Read more: How much money should I have in my emergency savings account?

For better or worse, new governments often bring with them a new economic agenda. Most Americans are looking forward to positive change.

A majority of respondents (60%) are more optimistic about Trump's personal finances as the next president. This is a consensus across generations, with Gen Z being the most optimistic (70%). Baby boomers/silent/greatest generations are the most pessimistic (46%).

Read more: How much of your salary should you save??

The survey, conducted by Marist Poll in partnership with Yahoo Finance, surveyed 3,131 adults between December 3 and 5, 2024. Adults 18 years and older living in the United States were contacted through a variety of modes: via phone call, text message, or online with an in-person interviewer. All potential respondents were screened for age.

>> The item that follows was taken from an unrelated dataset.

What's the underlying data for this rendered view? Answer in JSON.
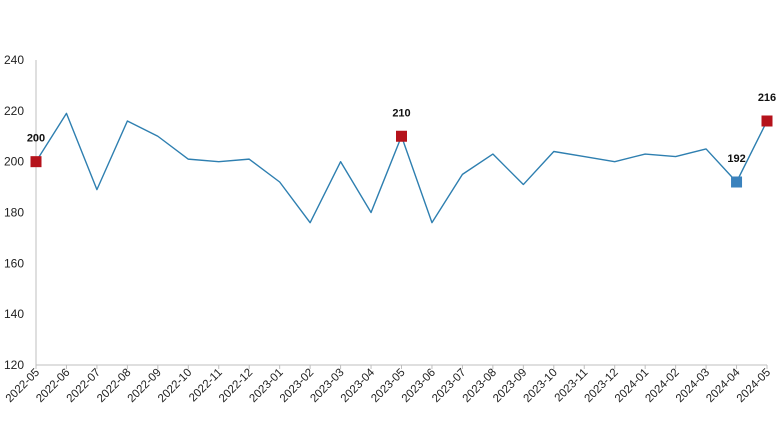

The probability-based sampling frame consisted of RDD landlines plus listed landlines, and an RDD cell phone sample plus a billing address-based cell phone sample to account for mobility in and out of the state. These samples are provided by Dynata, which administers surveys collected via phone calls and web text messages. A sampling frame based on an aggregated non-probability online research panel was randomly selected from Cint's Digital Insights platform to manage surveys collected across the web.

Survey questions are available in English or Spanish. All samples were selected to ensure that each area was proportional to its adult population. The sample is then combined and balanced to reflect the 2022 American Community Survey five-year estimates for age, gender, income, race and region.

The results for all adults (n=3,131) were statistically significant within ±2.1 percentage points. The results for banked households (n=2,828) are statistically significant within ±2.2 percentage points. The design effect for this survey was 1.4, which was included in the calculation of all reported margins of error. Among the registered voters in this survey, the party distribution is 38% Democratic, 36% Republican, and 25% independent voters.